Heterogeneity between studies was estimated using the Chi-square-based Q test and the significance of which was set at P _Q  < 0.10. There was no statistical significant heterogeneity among studies when all eligible studies were pooled into the meta-analysis. In subgroup analyses according to ethnicity, source of control, cancer location, smoking, and study quality, statistical significant heterogeneity was not observed in all subgroups (Table 3).

Sensitivity analysis was performed by sequential omission of individual studies. For analyses of pooling more than three individual studies, the significance of the pooled ORs was not influenced excessively by omitting any single study (Figure 3), indicating that our results were statistical robust.

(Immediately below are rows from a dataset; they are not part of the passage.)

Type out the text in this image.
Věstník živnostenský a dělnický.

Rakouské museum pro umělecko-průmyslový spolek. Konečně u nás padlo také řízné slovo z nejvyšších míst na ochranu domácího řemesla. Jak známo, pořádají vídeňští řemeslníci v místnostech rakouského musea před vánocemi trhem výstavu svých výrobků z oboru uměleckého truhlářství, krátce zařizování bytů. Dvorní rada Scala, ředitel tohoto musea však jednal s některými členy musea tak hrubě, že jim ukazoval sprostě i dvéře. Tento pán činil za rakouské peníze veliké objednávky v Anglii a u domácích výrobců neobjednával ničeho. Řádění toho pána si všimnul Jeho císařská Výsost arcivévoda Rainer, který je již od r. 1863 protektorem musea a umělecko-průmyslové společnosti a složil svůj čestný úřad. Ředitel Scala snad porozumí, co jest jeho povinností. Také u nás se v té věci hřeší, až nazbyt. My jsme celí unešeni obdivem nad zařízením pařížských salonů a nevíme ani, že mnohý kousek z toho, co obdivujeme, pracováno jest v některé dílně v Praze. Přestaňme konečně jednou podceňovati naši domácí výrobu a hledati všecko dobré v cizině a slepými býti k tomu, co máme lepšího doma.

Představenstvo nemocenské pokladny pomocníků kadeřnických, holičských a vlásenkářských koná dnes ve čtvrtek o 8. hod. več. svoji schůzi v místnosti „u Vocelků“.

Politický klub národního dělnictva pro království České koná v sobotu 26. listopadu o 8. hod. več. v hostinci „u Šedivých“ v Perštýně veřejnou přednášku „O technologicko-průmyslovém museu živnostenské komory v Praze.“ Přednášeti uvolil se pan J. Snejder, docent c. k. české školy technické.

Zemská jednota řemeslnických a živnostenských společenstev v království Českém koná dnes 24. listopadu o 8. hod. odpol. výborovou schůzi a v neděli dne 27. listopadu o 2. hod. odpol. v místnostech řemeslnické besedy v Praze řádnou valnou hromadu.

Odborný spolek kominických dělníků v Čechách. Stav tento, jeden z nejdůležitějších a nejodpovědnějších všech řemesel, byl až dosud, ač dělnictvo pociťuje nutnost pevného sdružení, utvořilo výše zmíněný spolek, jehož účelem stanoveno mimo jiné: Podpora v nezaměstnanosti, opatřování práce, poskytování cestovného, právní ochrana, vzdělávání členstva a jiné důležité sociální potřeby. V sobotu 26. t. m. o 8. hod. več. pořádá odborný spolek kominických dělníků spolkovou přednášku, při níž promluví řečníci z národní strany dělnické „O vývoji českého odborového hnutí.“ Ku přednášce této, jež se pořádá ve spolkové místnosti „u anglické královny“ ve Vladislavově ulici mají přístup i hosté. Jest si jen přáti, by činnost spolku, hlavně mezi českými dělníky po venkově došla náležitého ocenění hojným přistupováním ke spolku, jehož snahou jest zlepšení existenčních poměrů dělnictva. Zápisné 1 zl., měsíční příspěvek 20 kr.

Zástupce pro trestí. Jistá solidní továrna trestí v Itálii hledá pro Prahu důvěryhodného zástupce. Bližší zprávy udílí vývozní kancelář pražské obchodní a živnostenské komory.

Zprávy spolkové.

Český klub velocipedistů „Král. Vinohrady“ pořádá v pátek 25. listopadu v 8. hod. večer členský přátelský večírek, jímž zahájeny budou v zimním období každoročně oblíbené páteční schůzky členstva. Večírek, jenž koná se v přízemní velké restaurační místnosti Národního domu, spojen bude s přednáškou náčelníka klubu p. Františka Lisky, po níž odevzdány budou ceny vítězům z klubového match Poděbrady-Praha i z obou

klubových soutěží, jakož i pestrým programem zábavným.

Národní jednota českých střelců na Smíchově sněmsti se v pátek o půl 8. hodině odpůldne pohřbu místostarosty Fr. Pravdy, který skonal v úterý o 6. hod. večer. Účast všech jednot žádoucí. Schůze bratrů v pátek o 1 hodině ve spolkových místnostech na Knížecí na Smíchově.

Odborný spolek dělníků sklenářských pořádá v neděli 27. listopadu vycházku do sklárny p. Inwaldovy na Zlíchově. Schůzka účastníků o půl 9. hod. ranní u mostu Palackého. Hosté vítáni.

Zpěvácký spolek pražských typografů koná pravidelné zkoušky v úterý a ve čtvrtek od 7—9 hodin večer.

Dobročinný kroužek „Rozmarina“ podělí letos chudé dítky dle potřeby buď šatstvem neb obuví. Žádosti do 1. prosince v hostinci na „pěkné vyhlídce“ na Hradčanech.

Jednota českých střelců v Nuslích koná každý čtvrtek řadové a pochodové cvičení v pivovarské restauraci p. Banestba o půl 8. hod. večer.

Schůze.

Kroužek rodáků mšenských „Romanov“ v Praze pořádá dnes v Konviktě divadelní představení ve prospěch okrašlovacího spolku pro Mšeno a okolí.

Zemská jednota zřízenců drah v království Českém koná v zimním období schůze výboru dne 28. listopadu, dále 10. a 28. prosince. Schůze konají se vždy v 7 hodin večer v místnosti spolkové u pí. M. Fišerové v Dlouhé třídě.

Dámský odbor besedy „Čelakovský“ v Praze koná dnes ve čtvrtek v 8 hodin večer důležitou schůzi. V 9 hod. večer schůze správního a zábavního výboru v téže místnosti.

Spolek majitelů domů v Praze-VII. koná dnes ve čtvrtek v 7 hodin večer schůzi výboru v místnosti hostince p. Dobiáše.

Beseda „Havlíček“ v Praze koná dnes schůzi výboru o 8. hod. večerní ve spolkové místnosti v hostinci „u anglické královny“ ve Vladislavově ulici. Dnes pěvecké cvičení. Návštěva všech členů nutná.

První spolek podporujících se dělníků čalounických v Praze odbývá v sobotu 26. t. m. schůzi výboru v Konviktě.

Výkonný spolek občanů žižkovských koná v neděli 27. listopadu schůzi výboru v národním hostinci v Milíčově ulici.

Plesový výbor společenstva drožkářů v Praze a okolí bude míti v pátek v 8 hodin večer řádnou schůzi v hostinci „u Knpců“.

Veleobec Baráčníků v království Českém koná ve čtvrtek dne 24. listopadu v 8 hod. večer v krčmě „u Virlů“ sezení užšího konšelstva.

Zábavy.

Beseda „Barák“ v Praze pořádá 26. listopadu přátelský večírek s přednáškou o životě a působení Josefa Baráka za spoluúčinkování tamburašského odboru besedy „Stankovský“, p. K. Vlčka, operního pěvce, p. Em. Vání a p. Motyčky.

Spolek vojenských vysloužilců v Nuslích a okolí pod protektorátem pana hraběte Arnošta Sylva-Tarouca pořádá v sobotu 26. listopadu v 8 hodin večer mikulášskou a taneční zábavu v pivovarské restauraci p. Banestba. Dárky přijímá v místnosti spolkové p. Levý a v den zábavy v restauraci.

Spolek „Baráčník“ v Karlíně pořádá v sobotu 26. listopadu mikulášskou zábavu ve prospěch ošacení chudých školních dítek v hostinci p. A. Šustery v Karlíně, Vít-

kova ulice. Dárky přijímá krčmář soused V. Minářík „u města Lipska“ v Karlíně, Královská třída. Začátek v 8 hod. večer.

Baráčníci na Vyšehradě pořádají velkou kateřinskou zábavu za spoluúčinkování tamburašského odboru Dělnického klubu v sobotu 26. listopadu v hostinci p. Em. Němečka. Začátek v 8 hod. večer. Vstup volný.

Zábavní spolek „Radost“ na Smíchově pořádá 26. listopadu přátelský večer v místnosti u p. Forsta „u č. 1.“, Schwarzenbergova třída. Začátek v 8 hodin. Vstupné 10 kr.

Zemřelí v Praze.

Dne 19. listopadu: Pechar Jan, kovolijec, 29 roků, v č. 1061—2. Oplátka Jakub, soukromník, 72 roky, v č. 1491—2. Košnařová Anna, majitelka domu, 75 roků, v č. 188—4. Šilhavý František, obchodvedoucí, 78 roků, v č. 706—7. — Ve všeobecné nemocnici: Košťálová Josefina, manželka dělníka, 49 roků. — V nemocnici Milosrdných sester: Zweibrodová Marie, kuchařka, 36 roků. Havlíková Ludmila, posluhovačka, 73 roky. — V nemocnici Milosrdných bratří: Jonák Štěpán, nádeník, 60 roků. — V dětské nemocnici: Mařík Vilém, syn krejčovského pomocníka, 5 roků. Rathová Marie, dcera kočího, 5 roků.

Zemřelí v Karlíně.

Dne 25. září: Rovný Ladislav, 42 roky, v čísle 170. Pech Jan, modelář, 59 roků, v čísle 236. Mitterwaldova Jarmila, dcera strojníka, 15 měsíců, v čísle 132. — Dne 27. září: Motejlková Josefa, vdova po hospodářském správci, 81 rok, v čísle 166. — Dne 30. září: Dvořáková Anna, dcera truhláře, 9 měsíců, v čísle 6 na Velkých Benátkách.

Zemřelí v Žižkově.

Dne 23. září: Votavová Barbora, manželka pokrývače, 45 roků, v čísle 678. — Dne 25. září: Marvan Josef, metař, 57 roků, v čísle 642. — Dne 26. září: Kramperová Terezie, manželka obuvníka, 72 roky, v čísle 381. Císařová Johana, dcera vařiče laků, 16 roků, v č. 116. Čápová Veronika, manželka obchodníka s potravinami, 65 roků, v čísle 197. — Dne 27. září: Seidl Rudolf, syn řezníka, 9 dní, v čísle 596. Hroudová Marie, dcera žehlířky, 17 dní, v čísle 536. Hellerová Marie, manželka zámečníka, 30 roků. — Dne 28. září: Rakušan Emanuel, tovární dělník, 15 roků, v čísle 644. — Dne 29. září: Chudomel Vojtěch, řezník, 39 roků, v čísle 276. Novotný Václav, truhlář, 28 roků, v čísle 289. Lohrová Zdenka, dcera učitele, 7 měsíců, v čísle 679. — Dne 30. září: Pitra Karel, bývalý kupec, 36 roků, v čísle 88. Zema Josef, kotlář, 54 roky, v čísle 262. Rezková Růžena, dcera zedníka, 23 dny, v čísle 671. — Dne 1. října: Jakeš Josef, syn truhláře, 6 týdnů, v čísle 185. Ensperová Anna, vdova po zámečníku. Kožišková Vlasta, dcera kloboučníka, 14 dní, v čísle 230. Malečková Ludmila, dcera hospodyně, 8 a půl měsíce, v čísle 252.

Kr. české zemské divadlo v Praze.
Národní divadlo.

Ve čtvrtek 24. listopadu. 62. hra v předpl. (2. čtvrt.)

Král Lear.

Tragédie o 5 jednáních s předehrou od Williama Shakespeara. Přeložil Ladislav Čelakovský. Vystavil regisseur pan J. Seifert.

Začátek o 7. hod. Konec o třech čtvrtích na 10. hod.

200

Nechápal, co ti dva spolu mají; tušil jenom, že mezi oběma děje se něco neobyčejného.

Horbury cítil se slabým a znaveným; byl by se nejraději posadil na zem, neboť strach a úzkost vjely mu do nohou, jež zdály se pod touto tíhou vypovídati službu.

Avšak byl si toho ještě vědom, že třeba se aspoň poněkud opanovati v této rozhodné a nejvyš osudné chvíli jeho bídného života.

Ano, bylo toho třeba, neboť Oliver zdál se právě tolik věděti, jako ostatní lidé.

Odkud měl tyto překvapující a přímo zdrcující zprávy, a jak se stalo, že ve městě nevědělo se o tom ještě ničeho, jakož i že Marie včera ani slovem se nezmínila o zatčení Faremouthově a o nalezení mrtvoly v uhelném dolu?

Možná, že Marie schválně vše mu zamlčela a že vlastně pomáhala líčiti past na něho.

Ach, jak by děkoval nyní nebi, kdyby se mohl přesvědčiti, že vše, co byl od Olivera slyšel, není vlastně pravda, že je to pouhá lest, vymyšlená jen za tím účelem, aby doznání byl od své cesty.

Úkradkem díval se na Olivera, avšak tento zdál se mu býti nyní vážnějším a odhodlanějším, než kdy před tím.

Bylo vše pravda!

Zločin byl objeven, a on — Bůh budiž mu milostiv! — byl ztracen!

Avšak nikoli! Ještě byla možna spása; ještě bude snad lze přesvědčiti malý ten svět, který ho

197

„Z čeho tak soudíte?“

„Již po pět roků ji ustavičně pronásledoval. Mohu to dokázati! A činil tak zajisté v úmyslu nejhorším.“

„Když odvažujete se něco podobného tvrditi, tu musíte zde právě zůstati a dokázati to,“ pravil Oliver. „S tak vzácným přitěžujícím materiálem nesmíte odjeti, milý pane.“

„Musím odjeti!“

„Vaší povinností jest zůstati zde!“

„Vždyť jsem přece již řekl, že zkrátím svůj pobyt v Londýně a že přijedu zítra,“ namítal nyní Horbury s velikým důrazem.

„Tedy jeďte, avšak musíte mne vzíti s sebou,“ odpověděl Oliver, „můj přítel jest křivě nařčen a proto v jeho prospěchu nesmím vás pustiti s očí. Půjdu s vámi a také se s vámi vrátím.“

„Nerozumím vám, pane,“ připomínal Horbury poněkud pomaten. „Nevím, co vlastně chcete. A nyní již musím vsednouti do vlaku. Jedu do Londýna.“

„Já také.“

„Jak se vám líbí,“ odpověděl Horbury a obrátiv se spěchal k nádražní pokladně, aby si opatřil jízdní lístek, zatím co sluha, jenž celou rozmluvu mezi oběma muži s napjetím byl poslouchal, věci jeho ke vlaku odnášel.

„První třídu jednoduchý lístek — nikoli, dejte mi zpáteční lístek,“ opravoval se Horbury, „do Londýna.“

Begg’s funnel plot and Egger’s test were performed to assess the publication bias of literatures in all comparison models. The shape of the funnel plot did not reveal any evidence of obvious asymmetry (Figure 4). Then, the Egger’s test was used to provide statistical evidence of funnel plot symmetry. All the p values of Egger’s tests were more than 0.05 (P = 0.660 for GlnGln vs. LysLys; P = 0.584 for Glnlys vs. LysLys; P = 0.670 for dominant model GlnGln + Glnlys vs. LysLys; and P = 0.627 for recessive model GlnGln vs. Glnlys + LysLys), providing statistical evidence for the funnel plots’ symmetry. The results suggested that publication bias was not evident in this meta-analysis.